FRENCHTOWN, N.J. — As much as we focus on what’s happening on the track, a good announcer can be a valuable guide and informant; a great one can take it to a whole new level.
To be a great announcer, one must have pure passion and understanding for the sport.
Listening to announcers Toby Kruse and Benny Grabenbauer at the local race tracks in Iowa, a young boy was inspired to pursue a job in communications.
Blake Anderson, a graduate of the University of Northern Iowa with a degree in communications, grew up at Boone Speedway and began announcing at age 15.
“They’re some of the best,” added Anderson about Kruse and Grabenbauer. “Those guys are informative and entertaining, which is what I try to be. They’re the ones who got me started and taught me how to announce.”
Jump a couple years ahead and Anderson is in the midst of his fourth season working full time with the All Star Circuit of Champions. Most know him by his race day gig as the series’ announcer, but most aren’t aware of the other hats he wears.
“I’m actually the marketing manager,” noted Anderson. “I spend most of my days doing that and then announcing on race days. I handle the sponsors, our partners, I keep them in touch with what’s happening as well as handling a bunch of odd jobs that need to get done.”
What does a normal work week look like for a marketing manager/announcer?
“Mondays and Tuesdays, I’m in the office going through the past weekend, updating the website, emailing sponsors, sending recaps to the sponsors as well as pictures, letting them know what happened, who won what and what’s coming up,” Anderson explained. “I like to let them know how they’re spending their money.
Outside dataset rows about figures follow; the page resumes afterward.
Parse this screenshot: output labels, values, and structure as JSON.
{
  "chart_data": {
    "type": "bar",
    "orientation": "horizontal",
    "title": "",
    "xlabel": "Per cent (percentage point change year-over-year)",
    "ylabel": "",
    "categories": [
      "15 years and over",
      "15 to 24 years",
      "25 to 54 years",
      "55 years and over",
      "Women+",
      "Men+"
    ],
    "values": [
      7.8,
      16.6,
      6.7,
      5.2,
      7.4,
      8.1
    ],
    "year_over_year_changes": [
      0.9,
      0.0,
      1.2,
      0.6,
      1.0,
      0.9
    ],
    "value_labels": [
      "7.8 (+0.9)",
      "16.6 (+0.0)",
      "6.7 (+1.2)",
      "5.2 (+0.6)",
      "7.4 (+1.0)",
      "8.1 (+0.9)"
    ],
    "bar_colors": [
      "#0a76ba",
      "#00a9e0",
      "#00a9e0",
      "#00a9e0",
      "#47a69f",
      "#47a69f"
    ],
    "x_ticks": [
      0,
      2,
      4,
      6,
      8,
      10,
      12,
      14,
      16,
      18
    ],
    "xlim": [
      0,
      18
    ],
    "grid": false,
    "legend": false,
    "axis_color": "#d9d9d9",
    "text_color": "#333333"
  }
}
“Wednesdays, I start to prep. I dig through stats, get them updated and try to figure out what cars will be there. On Thursdays, I like to get my notes in line for the weekend. I make sure all sponsors are up to date and current, if we’re on pay-per-view or not, schedule some tweets, whatever needs to be done.”
Race days are what Anderson looks forward to most. It’s what he works all week for.
“I usually try to get to the track by one o’clock,” he said. “I’ll spend the first couple of hours going through notes, make sure banners get hung and the draw gets done. Once the cars are there, I walk around to try and get a story and a feel for what’s happening, whose run well, find out if any of our partners are there and make sure to give them a little extra love.”
For Anderson, being an announcer takes a lot of prep work.
“It’s a lot,” he said. “Seventy-five percent of my work is in the marketing realm, whether it’s social media or marketing. People know me from the announcing, that seems to get more attention, but when you have a small series like we do, you have to be able to do more than one thing.”
On an average, Anderson attends 100 races a year and announces at roughly 70 to 80 of them.
Despite being full time with the All Stars, Anderson squeezes in a few extra races.
“I’ll come in as a contracted employee for Eldora, Chili Bowl or World Racing Group,” he noted. “My favorite event that I get to announce is the Knoxville Nationals. It’s my home. The Chili Bowl is up there, too. The announcers I get to work with there, they’re some of the better announcers in the country, so it’s cool to get to work with them. The fact that they asked me to announce there is pretty incredible.”
One announcer Anderson still reaches out to for advice is MRN radio broadcaster and Knoxville Raceway announcer Tony Bokhoven.
“He’s someone I still lean on to this day,” he said. “I can pick up the phone and call and he’ll tell me it, whether I want to hear it or not. He’s always there to guide me. He was very instrumental in helping me get to where I am today.”
Most would aspire to be in Anderson’s shoes but as most know, you don’t just fall into your dream job, you have to work for it.
“When I started announcing, my third or fourth year announcing, I probably announced 100 races a year,” Anderson said. “I was announcing everywhere, any race I could.”
Anderson strongly believes it’s all about networking when it comes to this industry.
“Roger Slack is the one who helped me get this job,” noted Anderson. “I met Roger after working at a small track in Iowa. It’s all about networking and meeting people. You have to get out and do as much as possible.”
At a young age, Anderson was told to go out and be willing to do anything. He still preaches that motto.
“You need to announce as much as you can,” he said. “You only get better by doing it. It’s all about networking, you need people who can give you opportunities. I started at the bottom and worked my way up the ladder. I met the right people. I know it’s cliché, but my biggest tip to anyone who wants to be an announcer is that you have to be willing to work.”
Anderson has definitely proven that’s what it takes to be a great announcer.